1.0 Kilasan fim rusak Dara

2.8K 109 1
                                    


" Bagiku, masa lalu hanyalah sebagian dari pengalaman hidup yang tidak akan aku lupakan."

-Dara Maharani-

Dara melajukan motornya dengan kecepatan sedang. Karna jalan yang tidak terlalu macet, Dara bisa sampai ke tempat tujuannya dalam waktu sekitar lima belas menit.

Disini lah Dara, di depan gedung berlantai 14. Gedung yang menjadi pusat pengendalian Anggara Company, perusahaan yang bergerak dalam bidang property.

Dara memandang gedung ini sesaat, sudah dua tahun ia tidak pernah lagi kesini. Tidak ada yang berubah, hanya halaman gedung yang diberi beberapa pot bunga berukuran besar.

Dara tersenyum miris, sungguh malang nasib karyawan yang bekerja disini.

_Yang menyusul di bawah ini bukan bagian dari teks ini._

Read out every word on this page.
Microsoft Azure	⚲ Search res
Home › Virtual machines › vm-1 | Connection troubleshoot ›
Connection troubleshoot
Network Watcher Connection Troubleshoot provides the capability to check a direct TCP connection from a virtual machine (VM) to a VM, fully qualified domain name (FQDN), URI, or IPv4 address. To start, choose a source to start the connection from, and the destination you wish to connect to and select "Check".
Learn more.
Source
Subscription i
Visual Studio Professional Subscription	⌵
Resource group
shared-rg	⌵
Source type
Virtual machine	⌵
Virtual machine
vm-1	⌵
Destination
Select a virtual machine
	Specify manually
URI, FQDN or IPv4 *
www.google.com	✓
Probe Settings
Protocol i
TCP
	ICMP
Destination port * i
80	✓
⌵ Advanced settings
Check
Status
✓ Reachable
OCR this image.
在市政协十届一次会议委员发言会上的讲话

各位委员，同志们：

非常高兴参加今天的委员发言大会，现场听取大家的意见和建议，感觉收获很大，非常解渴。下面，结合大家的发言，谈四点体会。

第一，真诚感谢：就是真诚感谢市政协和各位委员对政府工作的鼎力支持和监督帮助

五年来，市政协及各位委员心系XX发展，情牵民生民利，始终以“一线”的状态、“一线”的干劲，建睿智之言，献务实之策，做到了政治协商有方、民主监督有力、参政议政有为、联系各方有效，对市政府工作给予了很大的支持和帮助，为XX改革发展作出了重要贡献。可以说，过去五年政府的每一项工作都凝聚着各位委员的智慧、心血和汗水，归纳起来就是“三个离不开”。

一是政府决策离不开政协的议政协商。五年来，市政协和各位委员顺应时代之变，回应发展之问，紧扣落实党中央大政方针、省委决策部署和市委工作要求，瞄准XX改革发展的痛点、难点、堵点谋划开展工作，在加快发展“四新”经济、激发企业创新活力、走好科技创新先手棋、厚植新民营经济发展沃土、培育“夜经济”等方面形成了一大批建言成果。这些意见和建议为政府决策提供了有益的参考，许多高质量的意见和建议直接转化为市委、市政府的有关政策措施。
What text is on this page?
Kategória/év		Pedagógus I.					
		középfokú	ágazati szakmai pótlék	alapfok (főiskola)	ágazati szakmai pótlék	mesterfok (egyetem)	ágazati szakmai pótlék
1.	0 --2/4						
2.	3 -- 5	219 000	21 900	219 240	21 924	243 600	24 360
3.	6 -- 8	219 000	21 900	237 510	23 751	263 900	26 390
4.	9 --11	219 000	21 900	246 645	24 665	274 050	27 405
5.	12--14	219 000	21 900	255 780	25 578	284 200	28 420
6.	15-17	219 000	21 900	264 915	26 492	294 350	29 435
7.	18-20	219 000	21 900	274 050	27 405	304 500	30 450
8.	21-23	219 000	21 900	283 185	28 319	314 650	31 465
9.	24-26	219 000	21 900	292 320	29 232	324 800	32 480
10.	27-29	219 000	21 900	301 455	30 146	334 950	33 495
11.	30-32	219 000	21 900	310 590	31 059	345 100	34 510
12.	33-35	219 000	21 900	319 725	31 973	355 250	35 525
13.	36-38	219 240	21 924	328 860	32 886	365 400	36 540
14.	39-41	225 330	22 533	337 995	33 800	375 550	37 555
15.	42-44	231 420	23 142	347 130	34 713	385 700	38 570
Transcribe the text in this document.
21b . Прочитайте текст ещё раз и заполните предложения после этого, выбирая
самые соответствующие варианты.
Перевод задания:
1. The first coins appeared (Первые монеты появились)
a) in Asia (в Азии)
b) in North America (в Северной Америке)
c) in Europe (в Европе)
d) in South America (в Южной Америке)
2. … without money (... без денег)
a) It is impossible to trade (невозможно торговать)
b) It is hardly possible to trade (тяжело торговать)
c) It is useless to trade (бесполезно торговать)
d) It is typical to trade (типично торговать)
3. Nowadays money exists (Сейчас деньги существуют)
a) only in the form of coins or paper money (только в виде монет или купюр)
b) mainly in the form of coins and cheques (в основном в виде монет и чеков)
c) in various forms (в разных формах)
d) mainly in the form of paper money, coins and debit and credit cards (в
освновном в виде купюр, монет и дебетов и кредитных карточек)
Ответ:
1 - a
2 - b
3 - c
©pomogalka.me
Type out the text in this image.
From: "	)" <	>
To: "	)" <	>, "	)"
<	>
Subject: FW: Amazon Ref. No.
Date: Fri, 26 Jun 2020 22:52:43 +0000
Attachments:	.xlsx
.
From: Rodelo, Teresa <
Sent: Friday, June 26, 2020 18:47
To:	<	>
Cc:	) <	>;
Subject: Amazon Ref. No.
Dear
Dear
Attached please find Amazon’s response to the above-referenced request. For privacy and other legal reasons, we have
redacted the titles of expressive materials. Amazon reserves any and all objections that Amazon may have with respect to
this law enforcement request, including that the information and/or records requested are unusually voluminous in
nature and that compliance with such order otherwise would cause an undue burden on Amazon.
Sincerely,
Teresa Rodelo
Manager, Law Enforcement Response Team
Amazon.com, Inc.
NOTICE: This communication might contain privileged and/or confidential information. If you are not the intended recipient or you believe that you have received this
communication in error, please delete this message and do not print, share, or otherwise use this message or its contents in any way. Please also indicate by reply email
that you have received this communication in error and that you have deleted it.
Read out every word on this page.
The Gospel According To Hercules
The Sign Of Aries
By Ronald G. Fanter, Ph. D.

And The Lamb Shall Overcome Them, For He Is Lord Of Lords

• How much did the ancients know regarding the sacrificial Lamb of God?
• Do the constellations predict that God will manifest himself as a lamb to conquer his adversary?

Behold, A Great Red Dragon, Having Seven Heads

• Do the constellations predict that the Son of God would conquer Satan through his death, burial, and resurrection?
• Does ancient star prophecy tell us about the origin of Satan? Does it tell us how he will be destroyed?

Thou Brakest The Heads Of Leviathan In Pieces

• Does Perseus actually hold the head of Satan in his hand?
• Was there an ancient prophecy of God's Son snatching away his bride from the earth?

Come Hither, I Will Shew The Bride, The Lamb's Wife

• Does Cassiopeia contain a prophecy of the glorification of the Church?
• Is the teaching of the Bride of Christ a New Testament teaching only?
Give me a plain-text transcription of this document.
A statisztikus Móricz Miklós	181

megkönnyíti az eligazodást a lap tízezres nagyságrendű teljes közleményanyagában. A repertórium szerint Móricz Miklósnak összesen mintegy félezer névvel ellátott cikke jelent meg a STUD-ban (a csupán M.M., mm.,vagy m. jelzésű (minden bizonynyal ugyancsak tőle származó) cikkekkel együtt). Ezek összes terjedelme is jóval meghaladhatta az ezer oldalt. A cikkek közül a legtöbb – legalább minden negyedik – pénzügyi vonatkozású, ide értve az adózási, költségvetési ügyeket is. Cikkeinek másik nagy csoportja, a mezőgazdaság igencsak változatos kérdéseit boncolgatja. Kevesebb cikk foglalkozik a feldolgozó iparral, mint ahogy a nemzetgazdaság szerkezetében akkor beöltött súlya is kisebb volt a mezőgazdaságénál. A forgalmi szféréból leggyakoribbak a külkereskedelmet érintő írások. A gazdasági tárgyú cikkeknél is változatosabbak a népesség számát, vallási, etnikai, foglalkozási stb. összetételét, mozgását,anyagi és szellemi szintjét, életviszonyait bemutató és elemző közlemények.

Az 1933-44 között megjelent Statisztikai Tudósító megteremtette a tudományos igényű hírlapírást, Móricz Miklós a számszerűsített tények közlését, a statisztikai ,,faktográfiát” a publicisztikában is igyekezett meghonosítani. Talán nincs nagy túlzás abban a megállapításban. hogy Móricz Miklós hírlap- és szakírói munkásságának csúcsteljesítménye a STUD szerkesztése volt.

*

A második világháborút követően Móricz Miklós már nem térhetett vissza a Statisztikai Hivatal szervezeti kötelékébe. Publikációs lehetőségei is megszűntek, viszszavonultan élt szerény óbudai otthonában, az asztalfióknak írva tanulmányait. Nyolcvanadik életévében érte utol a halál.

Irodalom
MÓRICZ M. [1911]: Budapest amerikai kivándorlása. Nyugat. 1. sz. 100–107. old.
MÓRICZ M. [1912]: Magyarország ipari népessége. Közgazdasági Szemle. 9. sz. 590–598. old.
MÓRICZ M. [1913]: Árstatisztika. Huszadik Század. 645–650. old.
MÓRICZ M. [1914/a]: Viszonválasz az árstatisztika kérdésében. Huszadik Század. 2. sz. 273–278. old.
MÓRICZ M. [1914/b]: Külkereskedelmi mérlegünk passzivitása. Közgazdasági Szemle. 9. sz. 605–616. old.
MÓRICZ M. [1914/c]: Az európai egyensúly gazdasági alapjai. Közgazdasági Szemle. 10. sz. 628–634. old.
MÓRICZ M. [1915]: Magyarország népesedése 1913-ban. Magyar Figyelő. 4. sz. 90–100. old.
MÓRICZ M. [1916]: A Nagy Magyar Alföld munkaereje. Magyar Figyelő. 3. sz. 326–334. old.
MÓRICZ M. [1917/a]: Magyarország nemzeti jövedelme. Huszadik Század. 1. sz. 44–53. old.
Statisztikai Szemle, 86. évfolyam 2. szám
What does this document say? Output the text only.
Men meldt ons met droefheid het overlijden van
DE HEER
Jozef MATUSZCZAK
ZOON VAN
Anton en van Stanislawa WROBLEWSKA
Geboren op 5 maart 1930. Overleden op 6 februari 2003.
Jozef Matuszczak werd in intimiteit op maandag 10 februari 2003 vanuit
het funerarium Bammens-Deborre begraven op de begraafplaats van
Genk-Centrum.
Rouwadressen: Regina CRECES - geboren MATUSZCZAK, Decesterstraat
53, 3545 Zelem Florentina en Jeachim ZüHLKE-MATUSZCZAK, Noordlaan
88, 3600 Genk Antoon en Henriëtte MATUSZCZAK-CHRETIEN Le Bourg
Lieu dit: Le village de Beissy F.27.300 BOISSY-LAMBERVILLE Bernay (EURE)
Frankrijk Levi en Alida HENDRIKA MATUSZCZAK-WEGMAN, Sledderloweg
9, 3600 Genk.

Mereka bekerja di bawah perintah CEO yang berkelakuan seperti bajingan.

Gadis itu lalu melangkahkan kakinya masuk. Ia segera berjalan menuju lift. Beberapa karyawan yang berpapasan menyapa Dara yang dibalas oleh senyuman ramah olehnya. Ia memang sering berkunjung kesini, dulu.

Setelah masuk ke dalam lift, Dara segera memencet tombol 7. Untung saja Dara sendirian di dalam lift. Tidak lama kemudian, ia sudah sampai di lantai 7. Dara langsung menuju ruang CEO perusahaan ini. Terkadang ia balas tersenyum ramah saat ada yang menyapanya.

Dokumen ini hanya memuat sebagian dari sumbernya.